3 Answers

  1. Oh, hey! I used to have this very often, replacing deja vu. There were things that happened when I was 24, but I dreamed at my desk at school and I thought that well, this is definitely a dream, because such nonsense in my life can not be (maybe). What is typical for me, it has always been a situation that well, just do not predict and do not come up with. And if people have deja vu just like that, for no reason, then I always remember the dream in which I saw it. Some of them were even written down in notes when I learned to guess what nonsense might come to life. I still don't know what it is, unfortunately. People rarely encounter anything like this. I only know one other girl who has had this happen. Magic definitely doesn't exist (I checked for too long), so I won't give any magical interpretations. My near-scientific assumption is that everything has already happened, and the brain in the sleep state can perceive what is happening in the future. The brain in a dream is generally a separate riddle of humanity.

  2. Of course, they are also called anticipatory dreams.
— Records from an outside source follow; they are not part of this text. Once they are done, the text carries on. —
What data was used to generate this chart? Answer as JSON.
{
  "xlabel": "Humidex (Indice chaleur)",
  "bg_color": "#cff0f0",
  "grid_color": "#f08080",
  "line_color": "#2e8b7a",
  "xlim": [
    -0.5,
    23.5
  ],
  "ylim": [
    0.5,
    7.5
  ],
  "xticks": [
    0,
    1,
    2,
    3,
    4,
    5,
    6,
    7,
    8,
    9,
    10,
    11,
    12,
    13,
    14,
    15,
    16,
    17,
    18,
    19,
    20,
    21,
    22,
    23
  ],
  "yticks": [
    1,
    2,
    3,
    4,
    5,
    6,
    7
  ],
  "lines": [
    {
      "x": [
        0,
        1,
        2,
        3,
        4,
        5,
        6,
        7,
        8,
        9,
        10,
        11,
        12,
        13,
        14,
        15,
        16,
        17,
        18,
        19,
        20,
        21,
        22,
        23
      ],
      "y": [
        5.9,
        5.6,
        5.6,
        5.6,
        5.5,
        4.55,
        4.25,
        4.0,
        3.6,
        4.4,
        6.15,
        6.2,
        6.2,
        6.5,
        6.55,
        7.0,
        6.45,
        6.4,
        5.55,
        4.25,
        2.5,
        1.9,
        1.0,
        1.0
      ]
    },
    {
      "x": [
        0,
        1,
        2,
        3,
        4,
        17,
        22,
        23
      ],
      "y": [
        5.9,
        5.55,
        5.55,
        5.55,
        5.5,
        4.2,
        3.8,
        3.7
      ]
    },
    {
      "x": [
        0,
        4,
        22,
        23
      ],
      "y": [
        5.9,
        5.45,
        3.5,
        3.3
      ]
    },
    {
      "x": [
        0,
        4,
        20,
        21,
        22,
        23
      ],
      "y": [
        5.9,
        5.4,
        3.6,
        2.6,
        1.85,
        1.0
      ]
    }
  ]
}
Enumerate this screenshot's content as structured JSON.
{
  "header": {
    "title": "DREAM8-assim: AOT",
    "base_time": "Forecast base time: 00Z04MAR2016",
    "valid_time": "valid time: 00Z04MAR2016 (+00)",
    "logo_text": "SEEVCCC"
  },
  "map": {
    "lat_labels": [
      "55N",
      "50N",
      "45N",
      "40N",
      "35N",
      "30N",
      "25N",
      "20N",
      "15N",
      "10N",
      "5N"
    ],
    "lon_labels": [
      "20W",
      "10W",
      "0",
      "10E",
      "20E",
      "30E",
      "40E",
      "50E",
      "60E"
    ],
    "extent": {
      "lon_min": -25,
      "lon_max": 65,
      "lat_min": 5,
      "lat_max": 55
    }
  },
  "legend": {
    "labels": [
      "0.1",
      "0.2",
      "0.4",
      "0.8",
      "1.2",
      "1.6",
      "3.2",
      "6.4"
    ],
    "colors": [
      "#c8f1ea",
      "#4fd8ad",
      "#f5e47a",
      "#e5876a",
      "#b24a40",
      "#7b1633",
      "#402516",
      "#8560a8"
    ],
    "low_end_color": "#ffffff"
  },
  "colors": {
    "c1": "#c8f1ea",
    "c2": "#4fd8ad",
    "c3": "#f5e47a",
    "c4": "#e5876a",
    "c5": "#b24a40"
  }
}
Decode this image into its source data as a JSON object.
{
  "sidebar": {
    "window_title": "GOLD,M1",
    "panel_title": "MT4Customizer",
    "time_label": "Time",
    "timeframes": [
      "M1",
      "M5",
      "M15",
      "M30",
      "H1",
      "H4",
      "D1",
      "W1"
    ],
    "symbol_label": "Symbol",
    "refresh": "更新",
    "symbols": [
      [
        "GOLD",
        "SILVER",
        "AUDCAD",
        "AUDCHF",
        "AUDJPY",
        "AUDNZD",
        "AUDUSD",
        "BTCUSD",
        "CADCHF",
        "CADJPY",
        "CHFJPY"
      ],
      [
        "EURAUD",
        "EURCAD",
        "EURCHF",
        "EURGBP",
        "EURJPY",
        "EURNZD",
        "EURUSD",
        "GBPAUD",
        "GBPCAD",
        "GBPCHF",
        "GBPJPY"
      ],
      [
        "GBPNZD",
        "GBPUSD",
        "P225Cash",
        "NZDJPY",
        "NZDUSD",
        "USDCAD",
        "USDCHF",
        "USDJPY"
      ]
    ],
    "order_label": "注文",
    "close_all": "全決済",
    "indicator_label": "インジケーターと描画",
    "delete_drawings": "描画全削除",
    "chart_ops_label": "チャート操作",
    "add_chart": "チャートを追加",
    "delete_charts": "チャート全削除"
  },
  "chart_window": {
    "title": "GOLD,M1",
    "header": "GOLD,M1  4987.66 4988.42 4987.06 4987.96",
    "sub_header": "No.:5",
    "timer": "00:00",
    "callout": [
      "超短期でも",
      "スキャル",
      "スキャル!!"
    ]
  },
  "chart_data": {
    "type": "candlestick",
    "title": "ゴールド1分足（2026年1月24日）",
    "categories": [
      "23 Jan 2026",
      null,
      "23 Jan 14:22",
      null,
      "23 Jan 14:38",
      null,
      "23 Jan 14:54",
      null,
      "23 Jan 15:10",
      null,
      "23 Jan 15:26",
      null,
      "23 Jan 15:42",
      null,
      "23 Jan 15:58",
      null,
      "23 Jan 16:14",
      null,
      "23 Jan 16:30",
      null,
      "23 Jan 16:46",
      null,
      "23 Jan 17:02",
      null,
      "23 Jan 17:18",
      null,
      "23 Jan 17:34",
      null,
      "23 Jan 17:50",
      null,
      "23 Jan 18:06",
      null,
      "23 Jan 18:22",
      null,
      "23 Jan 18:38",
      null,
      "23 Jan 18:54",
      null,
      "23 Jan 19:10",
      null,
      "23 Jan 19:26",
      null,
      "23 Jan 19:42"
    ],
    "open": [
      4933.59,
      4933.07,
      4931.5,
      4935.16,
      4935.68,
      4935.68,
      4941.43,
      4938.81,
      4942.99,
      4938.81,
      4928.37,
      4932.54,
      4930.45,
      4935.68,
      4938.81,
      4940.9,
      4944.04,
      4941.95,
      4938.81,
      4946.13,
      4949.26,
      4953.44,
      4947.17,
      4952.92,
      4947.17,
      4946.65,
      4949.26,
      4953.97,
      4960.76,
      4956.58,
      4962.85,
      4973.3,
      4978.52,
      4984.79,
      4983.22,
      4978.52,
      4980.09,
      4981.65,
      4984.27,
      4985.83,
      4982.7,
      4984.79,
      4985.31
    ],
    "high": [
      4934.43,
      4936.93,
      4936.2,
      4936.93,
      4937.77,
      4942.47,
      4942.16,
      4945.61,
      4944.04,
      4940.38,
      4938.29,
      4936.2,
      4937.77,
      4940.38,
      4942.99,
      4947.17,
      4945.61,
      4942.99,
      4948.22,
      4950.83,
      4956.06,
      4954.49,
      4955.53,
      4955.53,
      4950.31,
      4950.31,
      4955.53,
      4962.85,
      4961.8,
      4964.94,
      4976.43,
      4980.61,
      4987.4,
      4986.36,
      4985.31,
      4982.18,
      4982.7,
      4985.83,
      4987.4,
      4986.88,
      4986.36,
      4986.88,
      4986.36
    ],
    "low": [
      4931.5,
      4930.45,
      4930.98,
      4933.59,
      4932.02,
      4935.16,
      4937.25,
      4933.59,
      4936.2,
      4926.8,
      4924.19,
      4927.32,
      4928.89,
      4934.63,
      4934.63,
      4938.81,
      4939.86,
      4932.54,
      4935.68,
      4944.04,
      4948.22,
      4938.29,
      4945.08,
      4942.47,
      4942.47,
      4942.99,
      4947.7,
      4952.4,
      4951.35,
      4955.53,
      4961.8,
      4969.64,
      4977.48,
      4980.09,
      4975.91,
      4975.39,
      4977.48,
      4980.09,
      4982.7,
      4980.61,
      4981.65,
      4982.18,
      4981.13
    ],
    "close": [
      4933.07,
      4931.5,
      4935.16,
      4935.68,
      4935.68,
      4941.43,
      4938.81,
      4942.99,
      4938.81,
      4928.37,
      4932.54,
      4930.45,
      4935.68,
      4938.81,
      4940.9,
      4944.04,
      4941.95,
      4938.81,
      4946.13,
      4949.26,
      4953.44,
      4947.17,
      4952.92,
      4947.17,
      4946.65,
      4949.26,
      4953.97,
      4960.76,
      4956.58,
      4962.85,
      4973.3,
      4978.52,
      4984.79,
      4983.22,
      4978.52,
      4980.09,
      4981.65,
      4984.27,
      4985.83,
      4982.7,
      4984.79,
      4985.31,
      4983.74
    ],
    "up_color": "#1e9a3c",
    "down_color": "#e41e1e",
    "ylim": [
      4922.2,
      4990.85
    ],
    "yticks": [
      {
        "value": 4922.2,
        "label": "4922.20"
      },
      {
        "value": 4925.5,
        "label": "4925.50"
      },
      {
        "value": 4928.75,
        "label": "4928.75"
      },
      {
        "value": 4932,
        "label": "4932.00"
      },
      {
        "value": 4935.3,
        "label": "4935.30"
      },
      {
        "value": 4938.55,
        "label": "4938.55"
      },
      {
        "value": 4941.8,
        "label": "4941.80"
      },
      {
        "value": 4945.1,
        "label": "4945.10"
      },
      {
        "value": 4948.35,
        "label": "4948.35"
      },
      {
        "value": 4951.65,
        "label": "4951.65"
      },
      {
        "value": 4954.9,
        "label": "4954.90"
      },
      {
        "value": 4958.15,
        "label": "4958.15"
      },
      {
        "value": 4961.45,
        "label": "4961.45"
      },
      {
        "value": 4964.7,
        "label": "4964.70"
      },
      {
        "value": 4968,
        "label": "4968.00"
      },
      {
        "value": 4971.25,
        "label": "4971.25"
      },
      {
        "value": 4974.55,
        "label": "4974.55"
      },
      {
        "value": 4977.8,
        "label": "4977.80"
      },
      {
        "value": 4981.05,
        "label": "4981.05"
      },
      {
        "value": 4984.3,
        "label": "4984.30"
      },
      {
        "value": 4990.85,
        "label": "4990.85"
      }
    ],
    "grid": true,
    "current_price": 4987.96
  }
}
Remember that our brain lives in front of us and builds hypothetical models of what can happen, and often these models (scenes) are carried out in “real” life

  3. I have such dreams very often. If earlier I could interpret them (albeit with a big stretch) as the work of the subconscious mind, which simply guessed the possible outcome of events, then about four years ago I had a dream that greatly puzzled me. I saw in a dream a man I met a few days later. This person said the same thing to me in my dream as he did in real life. I do not believe that the subconscious mind could guess the person and his words. After this dream, I had a number of unanswered questions, including the question of the existence of free will.